Conservatives have been incensed by NBC’s coverage of the games and their host country since they began last week. Bob Costas called the Soviet-era a “pivotal experiment,” resulting in a swarm of angry tweets from those on the right. Anchor Meredith Vieira called the dissolution of the USSR, symbolized on Friday by a little girl letting go of a red balloon, a “bittersweet moment.” This prompted the National Review’s astute political blogger Jim Geraghty to ask if these and other statements were the result of a “health-related mental lapse.”
“The phrase ‘pivotal experiments’ is cowardly in its unwillingness to judge, but ‘bittersweet’ is worse because it’s the inverse, saluting the oppressor and lamenting his departure,” Geraghty wrote.
Most would agree that NBC’s hosts and commentators did not offer a historical counter-narrative to the glossed over portrayal of the bloody and repressive Soviet period. It’s also odd to seek brave historical truth-telling from an organization whose color commentary consisted of comically shallow quips like Matt Lauer transitioning, “Imperialism in Russia is about to be swept away by two important events — the Russian revolution and this commercial break.”
Russia’s checkered past human rights record is matched only by its presently checkered human rights record. NBC is also cautiously not highlighting that country’s draconian anti-LGBT laws or the conspicuous number of journalists who have been killed or gone missing since Vladimir Putin ascended to the presidency. They have a job to do and it is not to shed light on the abuses of a semi-authoritarian state. Furthermore, any contextual reflection on the horrors of the Soviet Union would be underserved without an acknowledgement of Putin’s encouragement of Soviet nostalgia – an important source of internal political cohesion. This is all simply outside the scope of NBC’s mission in Sochi.
Conservatives have gone down this road before. Lauer and Vieira’s color commentary was criticized in 2008 when they declined to highlight the horrors of the Cultural Revolution during the 2008 opening exhibition in Beijing. This, too, was undeserved. Imagine the clamor that would have followed had the opening ceremonies in 1996 been halted so that the commentators could briefly note that the city was the scene of some of the worst abuses committed against African-American slaves in the antebellum South. “Welcome to Vancouver,” Costas could have said in 2010, “where native Americans were forcibly interbred with Europeans in order to destroy their culture.”
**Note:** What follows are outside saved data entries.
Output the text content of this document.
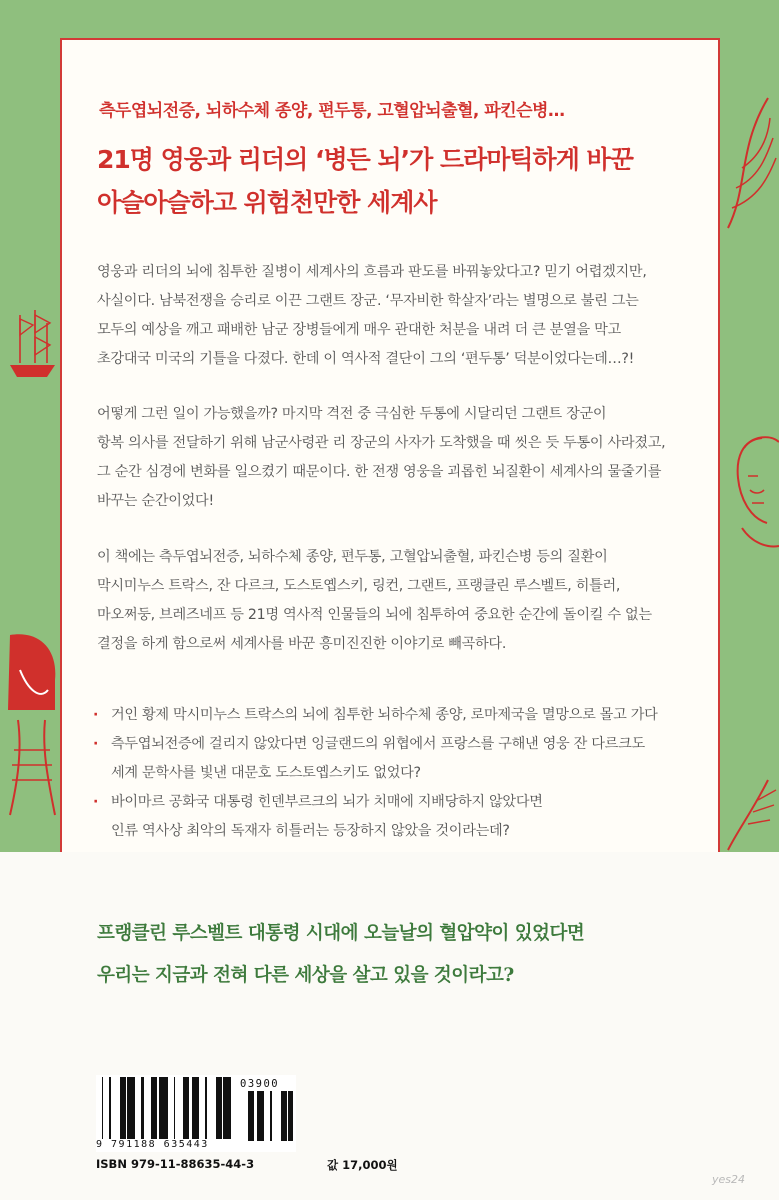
측두엽뇌전증, 뇌하수체 종양, 편두통, 고혈압뇌출혈, 파킨슨병…
21명 영웅과 리더의 ‘병든 뇌’가 드라마틱하게 바꾼
아슬아슬하고 위험천만한 세계사
영웅과 리더의 뇌에 침투한 질병이 세계사의 흐름과 판도를 바꿔놓았다고? 믿기 어렵겠지만,
사실이다. 남북전쟁을 승리로 이끈 그랜트 장군. ‘무자비한 학살자’라는 별명으로 불린 그는
모두의 예상을 깨고 패배한 남군 장병들에게 매우 관대한 처분을 내려 더 큰 분열을 막고
초강대국 미국의 기틀을 다졌다. 한데 이 역사적 결단이 그의 ‘편두통’ 덕분이었다는데…?!
어떻게 그런 일이 가능했을까? 마지막 격전 중 극심한 두통에 시달리던 그랜트 장군이
항복 의사를 전달하기 위해 남군사령관 리 장군의 사자가 도착했을 때 씻은 듯 두통이 사라졌고,
그 순간 심경에 변화를 일으켰기 때문이다. 한 전쟁 영웅을 괴롭힌 뇌질환이 세계사의 물줄기를
바꾸는 순간이었다!
이 책에는 측두엽뇌전증, 뇌하수체 종양, 편두통, 고혈압뇌출혈, 파킨슨병 등의 질환이
막시미누스 트락스, 잔 다르크, 도스토옙스키, 링컨, 그랜트, 프랭클린 루스벨트, 히틀러,
마오쩌둥, 브레즈네프 등 21명 역사적 인물들의 뇌에 침투하여 중요한 순간에 돌이킬 수 없는
결정을 하게 함으로써 세계사를 바꾼 흥미진진한 이야기로 빼곡하다.
· 거인 황제 막시미누스 트락스의 뇌에 침투한 뇌하수체 종양, 로마제국을 멸망으로 몰고 가다
· 측두엽뇌전증에 걸리지 않았다면 잉글랜드의 위협에서 프랑스를 구해낸 영웅 잔 다르크도
세계 문학사를 빛낸 대문호 도스토옙스키도 없었다?
· 바이마르 공화국 대통령 힌덴부르크의 뇌가 치매에 지배당하지 않았다면
인류 역사상 최악의 독재자 히틀러는 등장하지 않았을 것이라는데?
프랭클린 루스벨트 대통령 시대에 오늘날의 혈압약이 있었다면
우리는 지금과 전혀 다른 세상을 살고 있을 것이라고?
9 791188 635443
03900
ISBN 979-11-88635-44-3	값 17,000원
yes24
The Olympic opening ceremonies are simply not the place for a history lesson. Those who come in expecting anything other than a gauzy misrepresentation of history are destined for disappointment. Similarly, those critics who expect morning television anchors and sportscasters to provide hard-hitting contextual analysis during a grand interpretive dance will be underserved.
There is plenty of room to criticize NBC’s journalistic instincts; actively cutting an anti-discrimination message in order not to offend their host government is an example of perfectly legitimate ground for criticism. But the network’s hosts not aggressively fact-checking a dance over anything other than mediocre choreography is misplaced.